Durante los meses que ha estado parado en Cartagena, el barco pasó por chapa y pintura en el carenero de Navantia. Ahora, cerca de dos centenares de personas, entre tripulación, técnicos y científicos, conforman la expedición, enmarcada en el Plan Estatal de Investigación. Su destino, una isla volcánica solitaria (con nombre triste) que ubica entre el archipiélago de las Islas de la Buena Nueva y la península Antártica, en el centro del estrecho de Bransfiel. Ahí queda emplazada la base ‘Gabriel de Castilla’, donde se instalan los científicos.

"Apoyo logístico"

Según indicó el Ministerio de Defensa en su web, «con una duración prevista de 164 días y la participación de unas 200 personas, el Hespérides llevará a cabo una intensa actividad de apoyo logístico a las Bases Antárticas Españolas ‘Gabriel de Castilla’ y ‘Juan Carlos I’, así como el desarrollo de diversos proyectos científicos, de alto valor estratégico y tecnológico». «El Comité Polar Español es el encargado de la coordinación de las actividades que los diferentes organismos desarrollan durante las Campañas Antárticas», recuerdan desde la Armada.

Abrazos y amor puro antes de la salida del Hespérides, que zarpa hacia la Antártida para 164 días de investigación científica.

Abrazos y amor puro antes de la salida del Hespérides, que zarpa hacia la Antártida para 164 días de investigación científica. / Iván Urquízar

Dichos trabajos serán de índoles tan dispares como el estudio de la actividad solar, geodésica, de morfología subacuática, o de cambio climático.

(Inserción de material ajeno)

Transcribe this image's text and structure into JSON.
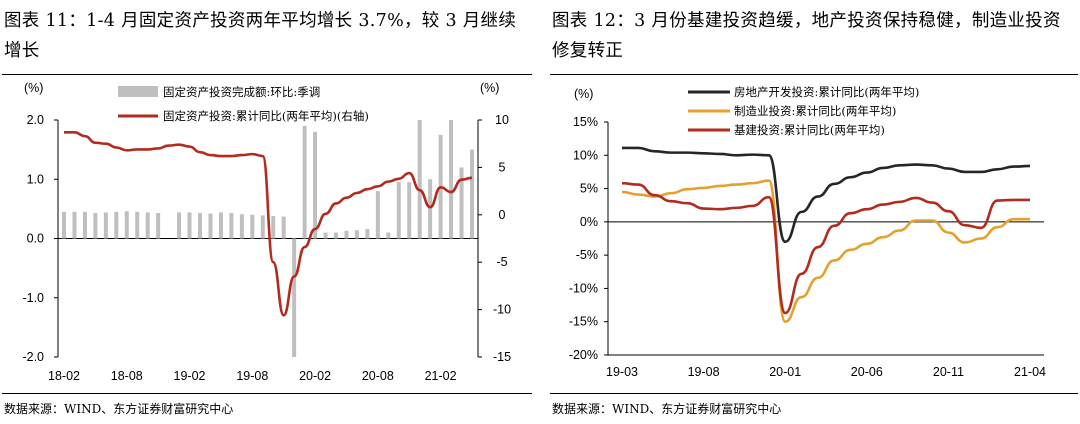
{
  "left": {
    "title": "图表 11：1-4 月固定资产投资两年平均增长 3.7%，较 3 月继续增长",
    "source": "数据来源：WIND、东方证券财富研究中心",
    "chart_data": {
      "type": "bar+line",
      "y_left": {
        "unit": "(%)",
        "range": [
          -2.0,
          2.0
        ],
        "ticks": [
          "2.0",
          "1.0",
          "0.0",
          "-1.0",
          "-2.0"
        ]
      },
      "y_right": {
        "unit": "(%)",
        "range": [
          -15,
          10
        ],
        "ticks": [
          "10",
          "5",
          "0",
          "-5",
          "-10",
          "-15"
        ]
      },
      "x_ticks": [
        "18-02",
        "18-08",
        "19-02",
        "19-08",
        "20-02",
        "20-08",
        "21-02"
      ],
      "legend": [
        "固定资产投资完成额:环比:季调",
        "固定资产投资:累计同比(两年平均)(右轴)"
      ],
      "bar_series": {
        "name": "固定资产投资完成额:环比:季调",
        "color": "#bfbfbf",
        "x": [
          0,
          1,
          2,
          3,
          4,
          5,
          6,
          7,
          8,
          9,
          10,
          11,
          12,
          13,
          14,
          15,
          16,
          17,
          18,
          19,
          20,
          21,
          22,
          23,
          24,
          25,
          26,
          27,
          28,
          29,
          30,
          31,
          32,
          33,
          34,
          35,
          36,
          37,
          38,
          39
        ],
        "values": [
          0.45,
          0.45,
          0.45,
          0.43,
          0.44,
          0.45,
          0.46,
          0.45,
          0.44,
          0.43,
          null,
          0.44,
          0.44,
          0.43,
          0.42,
          0.44,
          0.43,
          0.41,
          0.4,
          0.39,
          0.38,
          0.37,
          -2.0,
          1.9,
          1.8,
          0.1,
          0.1,
          0.13,
          0.14,
          0.16,
          0.8,
          0.1,
          0.95,
          0.95,
          2.0,
          1.0,
          1.75,
          2.0,
          1.2,
          1.5
        ]
      },
      "line_series": {
        "name": "固定资产投资:累计同比(两年平均)(右轴)",
        "color": "#b22b1e",
        "x": [
          0,
          1,
          2,
          3,
          4,
          5,
          6,
          7,
          8,
          9,
          10,
          11,
          12,
          13,
          14,
          15,
          16,
          17,
          18,
          19,
          20,
          21,
          22,
          23,
          24,
          25,
          26,
          27,
          28,
          29,
          30,
          31,
          32,
          33,
          34,
          35,
          36,
          37,
          38,
          39
        ],
        "values": [
          8.7,
          8.7,
          8.3,
          7.6,
          7.5,
          7.1,
          6.8,
          6.9,
          6.9,
          7.0,
          7.3,
          7.4,
          7.2,
          6.6,
          6.3,
          6.2,
          6.2,
          6.3,
          6.4,
          6.2,
          -5.0,
          -10.6,
          -6.5,
          -3.4,
          -1.5,
          0.1,
          1.2,
          1.8,
          2.3,
          2.7,
          3.0,
          3.5,
          3.8,
          4.4,
          2.6,
          0.8,
          2.9,
          2.4,
          3.7,
          3.9
        ]
      }
    }
  },
  "right": {
    "title": "图表 12：3 月份基建投资趋缓，地产投资保持稳健，制造业投资修复转正",
    "source": "数据来源：WIND、东方证券财富研究中心",
    "chart_data": {
      "type": "line",
      "y": {
        "unit": "(%)",
        "range": [
          -20,
          15
        ],
        "ticks": [
          "15%",
          "10%",
          "5%",
          "0%",
          "-5%",
          "-10%",
          "-15%",
          "-20%"
        ]
      },
      "x_ticks": [
        "19-03",
        "19-08",
        "20-01",
        "20-06",
        "20-11",
        "21-04"
      ],
      "series": [
        {
          "name": "房地产开发投资:累计同比(两年平均)",
          "color": "#262626",
          "x": [
            0,
            1,
            2,
            3,
            4,
            5,
            6,
            7,
            8,
            9,
            10,
            11,
            12,
            13,
            14,
            15,
            16,
            17,
            18,
            19,
            20,
            21,
            22,
            23,
            24,
            25
          ],
          "values": [
            11.1,
            11.1,
            10.6,
            10.4,
            10.4,
            10.3,
            10.2,
            10.0,
            10.1,
            10.0,
            -3.0,
            1.5,
            3.8,
            5.7,
            6.7,
            7.4,
            8.1,
            8.5,
            8.6,
            8.5,
            8.0,
            7.5,
            7.5,
            7.9,
            8.3,
            8.4
          ]
        },
        {
          "name": "制造业投资:累计同比(两年平均)",
          "color": "#e6a02d",
          "x": [
            0,
            1,
            2,
            3,
            4,
            5,
            6,
            7,
            8,
            9,
            10,
            11,
            12,
            13,
            14,
            15,
            16,
            17,
            18,
            19,
            20,
            21,
            22,
            23,
            24,
            25
          ],
          "values": [
            4.5,
            4.1,
            3.8,
            4.3,
            4.9,
            5.1,
            5.4,
            5.6,
            5.8,
            6.2,
            -15.0,
            -11.3,
            -8.4,
            -5.8,
            -4.2,
            -3.3,
            -2.3,
            -1.3,
            0.2,
            0.2,
            -1.6,
            -3.1,
            -2.5,
            -0.8,
            0.4,
            0.4
          ]
        },
        {
          "name": "基建投资:累计同比(两年平均)",
          "color": "#b22b1e",
          "x": [
            0,
            1,
            2,
            3,
            4,
            5,
            6,
            7,
            8,
            9,
            10,
            11,
            12,
            13,
            14,
            15,
            16,
            17,
            18,
            19,
            20,
            21,
            22,
            23,
            24,
            25
          ],
          "values": [
            5.8,
            5.6,
            4.0,
            3.1,
            2.8,
            2.0,
            1.9,
            2.1,
            2.4,
            3.7,
            -13.7,
            -7.8,
            -3.8,
            -0.6,
            1.3,
            1.9,
            2.6,
            3.0,
            3.6,
            2.9,
            1.6,
            -0.5,
            -0.9,
            3.2,
            3.3,
            3.3
          ]
        }
      ]
    }
  }
}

Entre ellos destaca el proyecto ‘Galileo’, desarrollado por el Instituto Hidrográfico de la Marina (IHM), para apoyar la validación del Servicio PRS (Public Regulated Service) del sistema de posicionamiento europeo ‘Galileo’ en zonas de altas latitudes del hemisferio sur, detallan desde el organismo que dirige Margarita Robles.

Once laboratorios

Para poder realizar los estudios, el buque cuenta con once laboratorios dedicados a los diferentes tipos de investigación, que suponen más de 350 metros cuadrados de espacios permanentes dedicados a la ciencia a bordo.

Además, entre el equipamiento científico fijo a bordo destacan distintos sondadores para la cuantificación de la biomasa y trabajos de batimetría hidrográfica, un perfilador sísmico, un gravímetro marino y un CTD (’Conductivity-Temperature-Deep’), que puede recoger muestras de agua en diferentes cotas hasta los 6.000 metros de profundidad mientras realiza otras mediciones, precisan desde el Ministerio. Todo técnico e importante. Mientras, cientos de personas emprenden la cuenta atrás para volver a darse un abrazo.